In seiner Sitzung am 9. April beschloss der Verwaltungsvorstand die Einrichtung von zwei zusätzlichen Stellen im Kinder- und Jugendärztlichen Dienst des Gesundheitsamtes. Im Bereich der sozialpsychiatrischen Versorgung der Dortmunder Kinder- und Jugendlichen setzt das Gesundheitsamt bislang eine Ärztin ein. Zukünftig wird dieser Bereich personell jeweils durch eine Sozialarbeiterin oder einen Sozialarbeiter und eine Kinder- und Jugendlichen-Therapeutin oder einen -therapeuten erweitert.

„Wir tragen damit der leider steigenden Tendenz von psychischen Erkrankungen bei Kindern und Jugendlichen Rechnung“, erläutert Gesundheitsdezernentin Birgit Zoerner. Diese Einschätzung unterstützt die bundesweit durchgeführte Bella-Studie zur psychischen Gesundheit und Lebensqualität von Kindern und Jugendlichen im Kinder- und Jugendgesundheitssurvey (KIGGS)t.

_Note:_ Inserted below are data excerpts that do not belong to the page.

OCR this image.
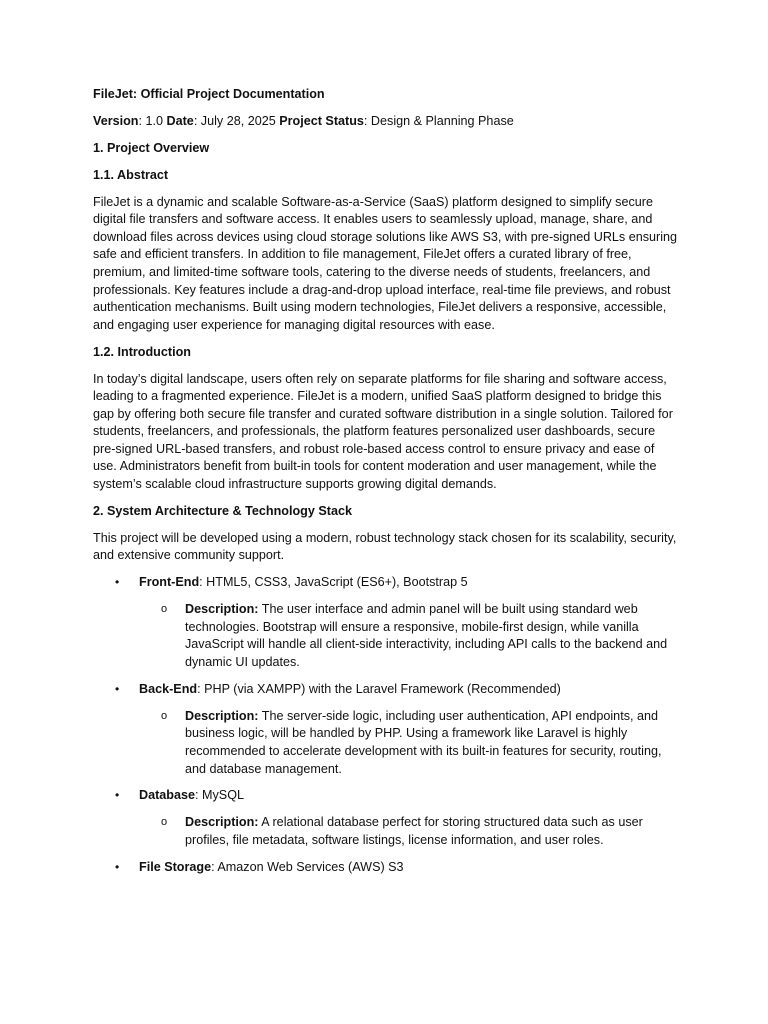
FileJet: Official Project Documentation

Version: 1.0 Date: July 28, 2025 Project Status: Design & Planning Phase

1. Project Overview

1.1. Abstract

FileJet is a dynamic and scalable Software-as-a-Service (SaaS) platform designed to simplify secure digital file transfers and software access. It enables users to seamlessly upload, manage, share, and download files across devices using cloud storage solutions like AWS S3, with pre-signed URLs ensuring safe and efficient transfers. In addition to file management, FileJet offers a curated library of free, premium, and limited-time software tools, catering to the diverse needs of students, freelancers, and professionals. Key features include a drag-and-drop upload interface, real-time file previews, and robust authentication mechanisms. Built using modern technologies, FileJet delivers a responsive, accessible, and engaging user experience for managing digital resources with ease.

1.2. Introduction

In today’s digital landscape, users often rely on separate platforms for file sharing and software access, leading to a fragmented experience. FileJet is a modern, unified SaaS platform designed to bridge this gap by offering both secure file transfer and curated software distribution in a single solution. Tailored for students, freelancers, and professionals, the platform features personalized user dashboards, secure pre-signed URL-based transfers, and robust role-based access control to ensure privacy and ease of use. Administrators benefit from built-in tools for content moderation and user management, while the system’s scalable cloud infrastructure supports growing digital demands.

2. System Architecture & Technology Stack

This project will be developed using a modern, robust technology stack chosen for its scalability, security, and extensive community support.

• Front-End: HTML5, CSS3, JavaScript (ES6+), Bootstrap 5
o Description: The user interface and admin panel will be built using standard web technologies. Bootstrap will ensure a responsive, mobile-first design, while vanilla JavaScript will handle all client-side interactivity, including API calls to the backend and dynamic UI updates.
• Back-End: PHP (via XAMPP) with the Laravel Framework (Recommended)
o Description: The server-side logic, including user authentication, API endpoints, and business logic, will be handled by PHP. Using a framework like Laravel is highly recommended to accelerate development with its built-in features for security, routing, and database management.
• Database: MySQL
o Description: A relational database perfect for storing structured data such as user profiles, file metadata, software listings, license information, and user roles.
• File Storage: Amazon Web Services (AWS) S3
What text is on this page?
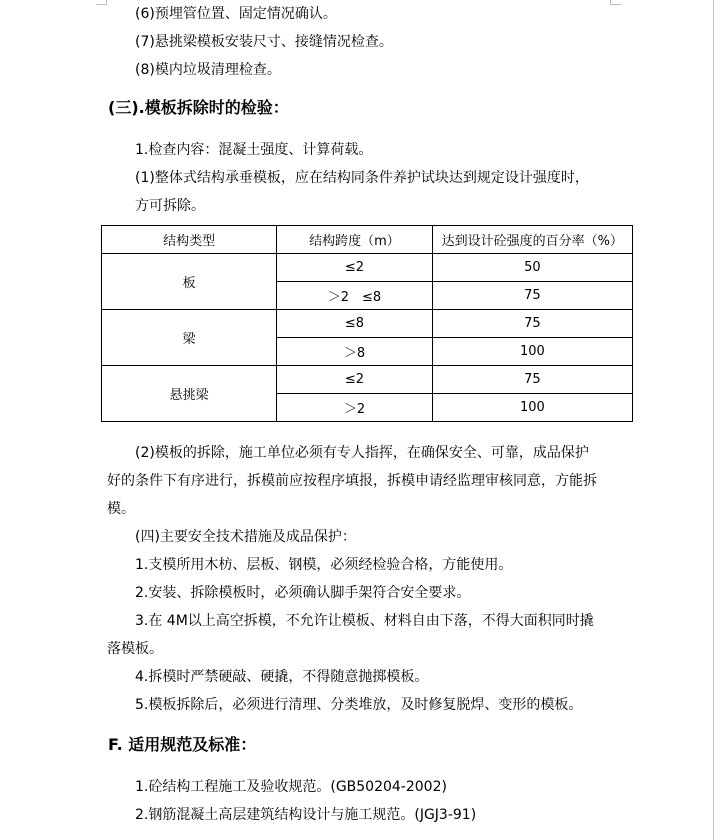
(6)预埋管位置、固定情况确认。
(7)悬挑梁模板安装尺寸、接缝情况检查。
(8)模内垃圾清理检查。
(三).模板拆除时的检验：
1.检查内容：混凝土强度、计算荷载。
(1)整体式结构承垂模板，应在结构同条件养护试块达到规定设计强度时，
方可拆除。
结构类型	结构跨度（m）	达到设计砼强度的百分率（%）
板	≤2	50
	＞2　≤8	75
梁	≤8	75
	＞8	100
悬挑梁	≤2	75
	＞2	100
(2)模板的拆除，施工单位必须有专人指挥，在确保安全、可靠，成品保护
好的条件下有序进行，拆模前应按程序填报，拆模申请经监理审核同意，方能拆
模。
(四)主要安全技术措施及成品保护：
1.支模所用木枋、层板、钢模，必须经检验合格，方能使用。
2.安装、拆除模板时，必须确认脚手架符合安全要求。
3.在 4M以上高空拆模，不允许让模板、材料自由下落，不得大面积同时撬
落模板。
4.拆模时严禁硬敲、硬撬，不得随意抛掷模板。
5.模板拆除后，必须进行清理、分类堆放，及时修复脱焊、变形的模板。
F. 适用规范及标准：
1.砼结构工程施工及验收规范。(GB50204-2002)
2.钢筋混凝土高层建筑结构设计与施工规范。(JGJ3-91)
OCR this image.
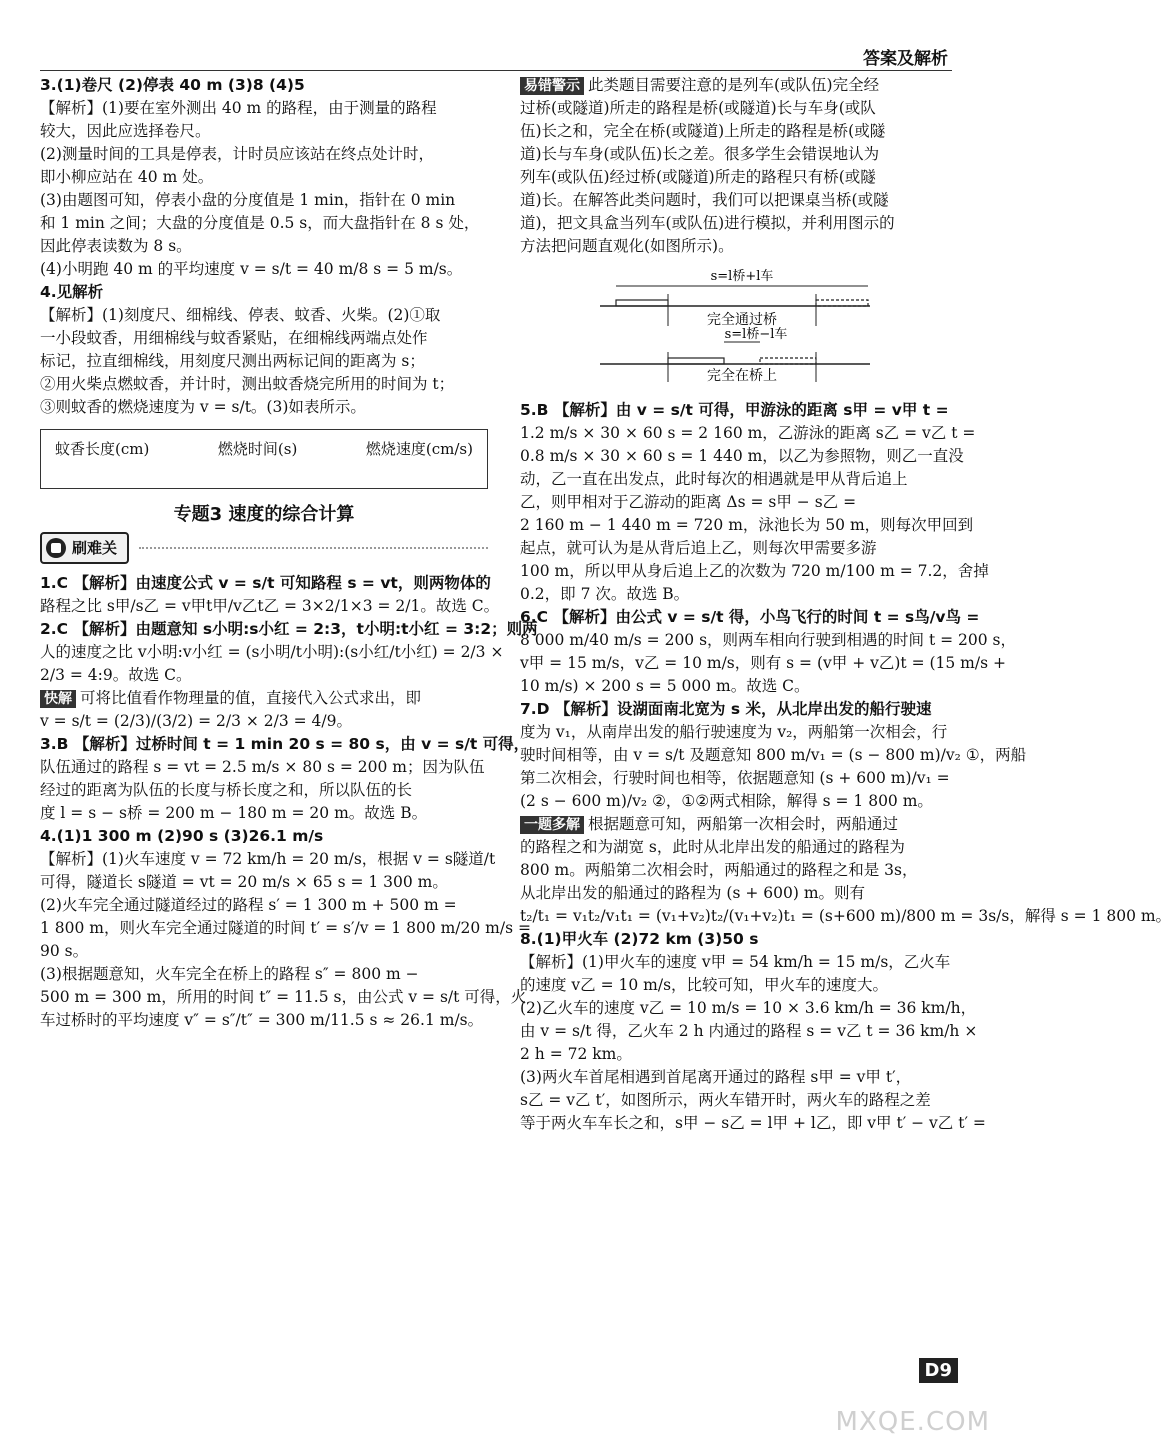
答案及解析
3.(1)卷尺 (2)停表 40 m (3)8 (4)5
【解析】(1)要在室外测出 40 m 的路程，由于测量的路程
较大，因此应选择卷尺。
(2)测量时间的工具是停表，计时员应该站在终点处计时，
即小柳应站在 40 m 处。
(3)由题图可知，停表小盘的分度值是 1 min，指针在 0 min
和 1 min 之间；大盘的分度值是 0.5 s，而大盘指针在 8 s 处，
因此停表读数为 8 s。
(4)小明跑 40 m 的平均速度 v = s/t = 40 m/8 s = 5 m/s。
4.见解析
【解析】(1)刻度尺、细棉线、停表、蚊香、火柴。(2)①取
一小段蚊香，用细棉线与蚊香紧贴，在细棉线两端点处作
标记，拉直细棉线，用刻度尺测出两标记间的距离为 s；
②用火柴点燃蚊香，并计时，测出蚊香烧完所用的时间为 t；
③则蚊香的燃烧速度为 v = s/t。(3)如表所示。
蚊香长度(cm)	燃烧时间(s)	燃烧速度(cm/s)
专题3 速度的综合计算
刷难关
1.C 【解析】由速度公式 v = s/t 可知路程 s = vt，则两物体的
路程之比 s甲/s乙 = v甲t甲/v乙t乙 = 3×2/1×3 = 2/1。故选 C。
2.C 【解析】由题意知 s小明:s小红 = 2:3，t小明:t小红 = 3:2；则两
人的速度之比 v小明:v小红 = (s小明/t小明):(s小红/t小红) = 2/3 ×
2/3 = 4:9。故选 C。
快解 可将比值看作物理量的值，直接代入公式求出，即
v = s/t = (2/3)/(3/2) = 2/3 × 2/3 = 4/9。
3.B 【解析】过桥时间 t = 1 min 20 s = 80 s，由 v = s/t 可得，
队伍通过的路程 s = vt = 2.5 m/s × 80 s = 200 m；因为队伍
经过的距离为队伍的长度与桥长度之和，所以队伍的长
度 l = s − s桥 = 200 m − 180 m = 20 m。故选 B。
4.(1)1 300 m (2)90 s (3)26.1 m/s
【解析】(1)火车速度 v = 72 km/h = 20 m/s，根据 v = s隧道/t
可得，隧道长 s隧道 = vt = 20 m/s × 65 s = 1 300 m。
(2)火车完全通过隧道经过的路程 s′ = 1 300 m + 500 m =
1 800 m，则火车完全通过隧道的时间 t′ = s′/v = 1 800 m/20 m/s =
90 s。
(3)根据题意知，火车完全在桥上的路程 s″ = 800 m −
500 m = 300 m，所用的时间 t″ = 11.5 s，由公式 v = s/t 可得，火
车过桥时的平均速度 v″ = s″/t″ = 300 m/11.5 s ≈ 26.1 m/s。
易错警示 此类题目需要注意的是列车(或队伍)完全经
过桥(或隧道)所走的路程是桥(或隧道)长与车身(或队
伍)长之和，完全在桥(或隧道)上所走的路程是桥(或隧
道)长与车身(或队伍)长之差。很多学生会错误地认为
列车(或队伍)经过桥(或隧道)所走的路程只有桥(或隧
道)长。在解答此类问题时，我们可以把课桌当桥(或隧
道)，把文具盒当列车(或队伍)进行模拟，并利用图示的
方法把问题直观化(如图所示)。
s=l桥+l车
完全通过桥
s=l桥−l车
完全在桥上
5.B 【解析】由 v = s/t 可得，甲游泳的距离 s甲 = v甲 t =
1.2 m/s × 30 × 60 s = 2 160 m，乙游泳的距离 s乙 = v乙 t =
0.8 m/s × 30 × 60 s = 1 440 m，以乙为参照物，则乙一直没
动，乙一直在出发点，此时每次的相遇就是甲从背后追上
乙，则甲相对于乙游动的距离 Δs = s甲 − s乙 =
2 160 m − 1 440 m = 720 m，泳池长为 50 m，则每次甲回到
起点，就可认为是从背后追上乙，则每次甲需要多游
100 m，所以甲从身后追上乙的次数为 720 m/100 m = 7.2，舍掉
0.2，即 7 次。故选 B。
6.C 【解析】由公式 v = s/t 得，小鸟飞行的时间 t = s鸟/v鸟 =
8 000 m/40 m/s = 200 s，则两车相向行驶到相遇的时间 t = 200 s，
v甲 = 15 m/s，v乙 = 10 m/s，则有 s = (v甲 + v乙)t = (15 m/s +
10 m/s) × 200 s = 5 000 m。故选 C。
7.D 【解析】设湖面南北宽为 s 米，从北岸出发的船行驶速
度为 v₁，从南岸出发的船行驶速度为 v₂，两船第一次相会，行
驶时间相等，由 v = s/t 及题意知 800 m/v₁ = (s − 800 m)/v₂ ①，两船
第二次相会，行驶时间也相等，依据题意知 (s + 600 m)/v₁ =
(2 s − 600 m)/v₂ ②，①②两式相除，解得 s = 1 800 m。
一题多解 根据题意可知，两船第一次相会时，两船通过
的路程之和为湖宽 s，此时从北岸出发的船通过的路程为
800 m。两船第二次相会时，两船通过的路程之和是 3s，
从北岸出发的船通过的路程为 (s + 600) m。则有
t₂/t₁ = v₁t₂/v₁t₁ = (v₁+v₂)t₂/(v₁+v₂)t₁ = (s+600 m)/800 m = 3s/s，解得 s = 1 800 m。
8.(1)甲火车 (2)72 km (3)50 s
【解析】(1)甲火车的速度 v甲 = 54 km/h = 15 m/s，乙火车
的速度 v乙 = 10 m/s，比较可知，甲火车的速度大。
(2)乙火车的速度 v乙 = 10 m/s = 10 × 3.6 km/h = 36 km/h，
由 v = s/t 得，乙火车 2 h 内通过的路程 s = v乙 t = 36 km/h ×
2 h = 72 km。
(3)两火车首尾相遇到首尾离开通过的路程 s甲 = v甲 t′，
s乙 = v乙 t′，如图所示，两火车错开时，两火车的路程之差
等于两火车车长之和，s甲 − s乙 = l甲 + l乙，即 v甲 t′ − v乙 t′ =
D9
MXQE.COM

Die Studie macht deutlich, dass 22 Prozent aller Kinder und Jugendlichen Hinweise auf psychische Auffälligkeiten zeigen. Als häufigste Störungsbilder werden Angststörungen, Störungen der Persönlichkeitsentwicklung mit aggressiv-dissozialen, depressiven oder hyperkinetischen Verhaltensauffälligkeiten oder das ADHS genannt.

Das neu zusammengesetzte Team wird die bestehenden erfolgreichen Kooperationen mit den Dortmunder Schulen und Jugendhilfediensten ausbauen und verstetigen. Beratungsangebote in den Einrichtungen der Jugendhilfe und in den Schulen sollen ebenso wie die individuellen Beratungsangebote für Kinder, Jugendliche und deren Angehörige ausgebaut werden.

Damit können medizinische und pädagogische Hilfsangebote schnell und sinnvoll aufeinander abgestimmt werden. Gerade in Krisensituationen sind eine kurzfristige Intervention und Unterstützung durch sozialpsychiatrische Hilfen aus diagnostischer und therapeutischer Sicht dringend angezeigt.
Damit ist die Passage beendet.